É nesse momento que se apresenta a maior frequência de oscilação de comportamentos, períodos em que aumentamos a frequência com que buscamos pela pessoa falecida e outros mais longos sem nenhuma reação.
Essa fase de negociação, assim como a negação, é muito comum em situações de luto pelo término de um relacionamento, em que um dos parceiros não aceita a separação e passa a questionar o que poderia ter feito de diferente para que isso não tivesse acontecido.
Depressão – nesta fase, podem aflorar sintomas de depressão, em que o enlutado é rodeado por pensamentos de tristeza e profundo desânimo. A falta da pessoa querida deixa um vazio que o faz perceber que o mundo não tem mais sentido. A ajuda profissional neste momento, por meio da psicoterapia, é de fundamental importância.

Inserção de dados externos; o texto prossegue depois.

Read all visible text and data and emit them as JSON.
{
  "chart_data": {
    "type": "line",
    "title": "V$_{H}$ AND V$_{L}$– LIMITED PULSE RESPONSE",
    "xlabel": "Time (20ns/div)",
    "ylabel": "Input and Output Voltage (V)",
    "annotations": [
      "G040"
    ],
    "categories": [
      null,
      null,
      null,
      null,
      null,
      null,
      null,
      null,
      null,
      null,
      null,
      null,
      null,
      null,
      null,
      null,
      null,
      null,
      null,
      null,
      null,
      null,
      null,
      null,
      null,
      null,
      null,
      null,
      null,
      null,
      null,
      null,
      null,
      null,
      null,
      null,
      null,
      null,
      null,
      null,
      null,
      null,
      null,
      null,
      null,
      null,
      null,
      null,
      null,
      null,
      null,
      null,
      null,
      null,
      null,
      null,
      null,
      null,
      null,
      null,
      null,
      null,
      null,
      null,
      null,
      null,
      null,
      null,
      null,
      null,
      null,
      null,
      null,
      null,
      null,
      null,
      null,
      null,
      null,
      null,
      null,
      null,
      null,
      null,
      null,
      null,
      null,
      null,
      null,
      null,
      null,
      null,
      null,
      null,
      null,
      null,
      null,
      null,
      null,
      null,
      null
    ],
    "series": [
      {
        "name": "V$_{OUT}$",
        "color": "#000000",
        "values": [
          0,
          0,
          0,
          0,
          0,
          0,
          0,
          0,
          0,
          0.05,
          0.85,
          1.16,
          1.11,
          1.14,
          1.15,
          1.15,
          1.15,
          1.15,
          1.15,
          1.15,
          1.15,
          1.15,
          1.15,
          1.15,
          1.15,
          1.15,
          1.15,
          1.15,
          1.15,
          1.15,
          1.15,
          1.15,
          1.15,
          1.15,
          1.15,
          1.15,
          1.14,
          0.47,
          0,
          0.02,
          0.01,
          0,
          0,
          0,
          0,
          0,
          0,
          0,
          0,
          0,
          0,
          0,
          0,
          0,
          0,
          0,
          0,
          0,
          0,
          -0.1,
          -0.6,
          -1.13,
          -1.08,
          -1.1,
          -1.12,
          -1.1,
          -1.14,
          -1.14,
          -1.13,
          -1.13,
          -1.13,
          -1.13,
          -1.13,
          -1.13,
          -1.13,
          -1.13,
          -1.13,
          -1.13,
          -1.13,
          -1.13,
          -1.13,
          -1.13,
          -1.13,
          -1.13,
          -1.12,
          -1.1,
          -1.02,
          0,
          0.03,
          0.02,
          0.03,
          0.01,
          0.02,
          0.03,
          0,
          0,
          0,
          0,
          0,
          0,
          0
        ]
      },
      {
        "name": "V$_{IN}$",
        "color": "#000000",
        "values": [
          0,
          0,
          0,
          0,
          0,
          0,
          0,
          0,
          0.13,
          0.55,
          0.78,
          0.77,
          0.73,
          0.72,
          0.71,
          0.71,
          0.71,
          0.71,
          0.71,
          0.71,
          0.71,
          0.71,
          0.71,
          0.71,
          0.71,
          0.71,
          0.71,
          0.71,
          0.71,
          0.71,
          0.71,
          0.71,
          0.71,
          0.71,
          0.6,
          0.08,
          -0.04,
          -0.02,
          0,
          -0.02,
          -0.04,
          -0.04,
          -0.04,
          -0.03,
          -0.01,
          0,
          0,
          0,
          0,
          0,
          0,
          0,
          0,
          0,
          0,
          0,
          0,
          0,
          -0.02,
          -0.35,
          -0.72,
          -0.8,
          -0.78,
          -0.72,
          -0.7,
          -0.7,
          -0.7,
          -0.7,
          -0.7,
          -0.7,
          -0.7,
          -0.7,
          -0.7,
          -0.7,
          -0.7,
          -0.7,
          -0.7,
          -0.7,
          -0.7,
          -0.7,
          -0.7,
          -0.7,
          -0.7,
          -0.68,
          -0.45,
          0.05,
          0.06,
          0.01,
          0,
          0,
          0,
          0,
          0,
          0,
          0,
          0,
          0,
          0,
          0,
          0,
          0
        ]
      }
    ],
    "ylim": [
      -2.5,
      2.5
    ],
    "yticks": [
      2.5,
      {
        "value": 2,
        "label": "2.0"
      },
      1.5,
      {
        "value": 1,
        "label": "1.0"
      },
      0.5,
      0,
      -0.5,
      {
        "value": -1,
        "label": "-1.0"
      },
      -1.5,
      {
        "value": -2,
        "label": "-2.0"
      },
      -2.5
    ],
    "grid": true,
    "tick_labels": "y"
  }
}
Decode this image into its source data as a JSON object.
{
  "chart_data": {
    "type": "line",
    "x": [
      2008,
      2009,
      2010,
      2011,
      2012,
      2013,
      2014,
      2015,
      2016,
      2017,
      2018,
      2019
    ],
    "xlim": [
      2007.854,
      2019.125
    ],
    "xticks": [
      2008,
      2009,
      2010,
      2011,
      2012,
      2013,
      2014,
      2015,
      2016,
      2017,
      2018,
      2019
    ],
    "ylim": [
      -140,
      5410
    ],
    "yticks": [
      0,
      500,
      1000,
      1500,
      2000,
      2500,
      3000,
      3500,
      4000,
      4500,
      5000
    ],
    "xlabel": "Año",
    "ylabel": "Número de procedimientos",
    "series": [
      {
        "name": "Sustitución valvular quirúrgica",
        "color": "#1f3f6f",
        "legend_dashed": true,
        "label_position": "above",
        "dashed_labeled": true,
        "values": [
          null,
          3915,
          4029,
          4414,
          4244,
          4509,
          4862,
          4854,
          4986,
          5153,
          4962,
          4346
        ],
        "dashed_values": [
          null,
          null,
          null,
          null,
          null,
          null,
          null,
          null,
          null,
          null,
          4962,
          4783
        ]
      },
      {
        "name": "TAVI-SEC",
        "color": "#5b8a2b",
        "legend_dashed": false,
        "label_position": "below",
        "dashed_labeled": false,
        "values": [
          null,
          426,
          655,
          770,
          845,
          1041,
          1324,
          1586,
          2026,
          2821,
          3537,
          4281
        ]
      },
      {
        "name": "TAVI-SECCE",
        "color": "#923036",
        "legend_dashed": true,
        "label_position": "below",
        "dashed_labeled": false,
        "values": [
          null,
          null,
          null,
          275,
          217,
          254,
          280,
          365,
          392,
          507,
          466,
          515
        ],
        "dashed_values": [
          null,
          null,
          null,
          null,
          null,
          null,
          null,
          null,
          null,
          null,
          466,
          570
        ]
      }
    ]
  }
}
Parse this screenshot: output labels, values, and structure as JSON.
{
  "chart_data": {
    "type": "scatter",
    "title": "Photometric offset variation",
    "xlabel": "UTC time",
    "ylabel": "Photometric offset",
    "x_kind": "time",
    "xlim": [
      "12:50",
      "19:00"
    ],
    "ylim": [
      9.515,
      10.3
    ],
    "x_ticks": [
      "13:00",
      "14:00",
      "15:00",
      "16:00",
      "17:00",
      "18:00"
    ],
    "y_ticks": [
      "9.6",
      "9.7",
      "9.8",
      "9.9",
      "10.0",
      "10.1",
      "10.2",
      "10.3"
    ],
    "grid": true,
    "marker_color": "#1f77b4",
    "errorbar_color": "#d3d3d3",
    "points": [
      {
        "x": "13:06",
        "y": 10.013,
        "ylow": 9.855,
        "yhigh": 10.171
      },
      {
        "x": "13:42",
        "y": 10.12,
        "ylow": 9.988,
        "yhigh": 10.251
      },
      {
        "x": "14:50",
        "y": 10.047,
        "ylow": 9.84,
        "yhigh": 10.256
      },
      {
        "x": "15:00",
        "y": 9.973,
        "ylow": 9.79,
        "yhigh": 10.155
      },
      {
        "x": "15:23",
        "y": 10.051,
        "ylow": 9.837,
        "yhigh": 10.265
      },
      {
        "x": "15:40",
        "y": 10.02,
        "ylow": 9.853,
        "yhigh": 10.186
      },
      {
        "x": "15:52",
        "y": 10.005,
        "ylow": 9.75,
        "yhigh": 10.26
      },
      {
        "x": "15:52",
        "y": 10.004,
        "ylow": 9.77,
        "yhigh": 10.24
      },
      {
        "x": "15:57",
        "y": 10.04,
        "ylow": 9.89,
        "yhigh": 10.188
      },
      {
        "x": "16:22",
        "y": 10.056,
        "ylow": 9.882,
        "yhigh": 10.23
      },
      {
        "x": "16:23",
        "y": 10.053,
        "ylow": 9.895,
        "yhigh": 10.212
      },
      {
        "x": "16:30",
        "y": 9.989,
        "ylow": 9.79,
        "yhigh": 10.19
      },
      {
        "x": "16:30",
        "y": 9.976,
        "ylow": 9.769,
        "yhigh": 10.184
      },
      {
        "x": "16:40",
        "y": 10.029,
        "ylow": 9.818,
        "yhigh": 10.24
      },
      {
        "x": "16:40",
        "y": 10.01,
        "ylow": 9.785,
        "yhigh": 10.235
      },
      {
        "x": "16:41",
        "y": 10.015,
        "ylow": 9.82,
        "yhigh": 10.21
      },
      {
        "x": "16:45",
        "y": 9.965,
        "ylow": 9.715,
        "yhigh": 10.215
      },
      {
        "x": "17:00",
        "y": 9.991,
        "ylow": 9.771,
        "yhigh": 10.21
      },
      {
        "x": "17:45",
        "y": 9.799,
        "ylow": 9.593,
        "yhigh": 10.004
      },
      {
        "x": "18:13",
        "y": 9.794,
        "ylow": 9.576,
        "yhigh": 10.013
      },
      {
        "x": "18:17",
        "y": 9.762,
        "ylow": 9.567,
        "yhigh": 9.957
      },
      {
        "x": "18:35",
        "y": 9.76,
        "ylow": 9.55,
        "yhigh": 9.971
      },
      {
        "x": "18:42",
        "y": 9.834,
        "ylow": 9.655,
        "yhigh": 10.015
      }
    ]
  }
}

Aceitação – nesse estágio, espera-se que as respostas de negação, raiva, negociação e depressão não mais ocorram e abram espaço para falas de aceitação do fato, eliminando as possiblidades de alteração do passado e o movimento cíclico de raiva e culpa. É na aceitação que passamos a nos comportar em direção ao presente e ao futuro, com resiliência e até mesmo motivados. Passamos a enxergar o luto como um processo que nos coloca em contato com nossa essência, é realmente quando temos a certeza de que vai ficar tudo bem.
Como podemos acolher quem está vivenciando o luto?
É necessário empatia para compreender o processo, o tempo e a intensidade com que cada pessoa vivencia o luto. Algumas sentem-se preparadas para, por exemplo, doar as roupas do ente querido dentro de algumas semanas. Já outras mantêm peças guardadas por toda a vida. Não faça comentários ou interpretações que possam aumentar o sofrimento. Tentar acelerar ou frear a dor que alguém sente pode ser desrespeitoso.
E por fim, por que é importante vivenciar o luto?
Todas as experiências de luto são carregadas de profunda subjetividade. Experienciar o luto significa elaborar a dor e o sofrimento, ter tempo para ressignificar a sua própria existência e estabelecer novas conexões. Viver bem o luto não é sinônimo de esquecimento, vive-se bem quando a memória do que foi perdido não é mais um vetor de intenso sofrimento.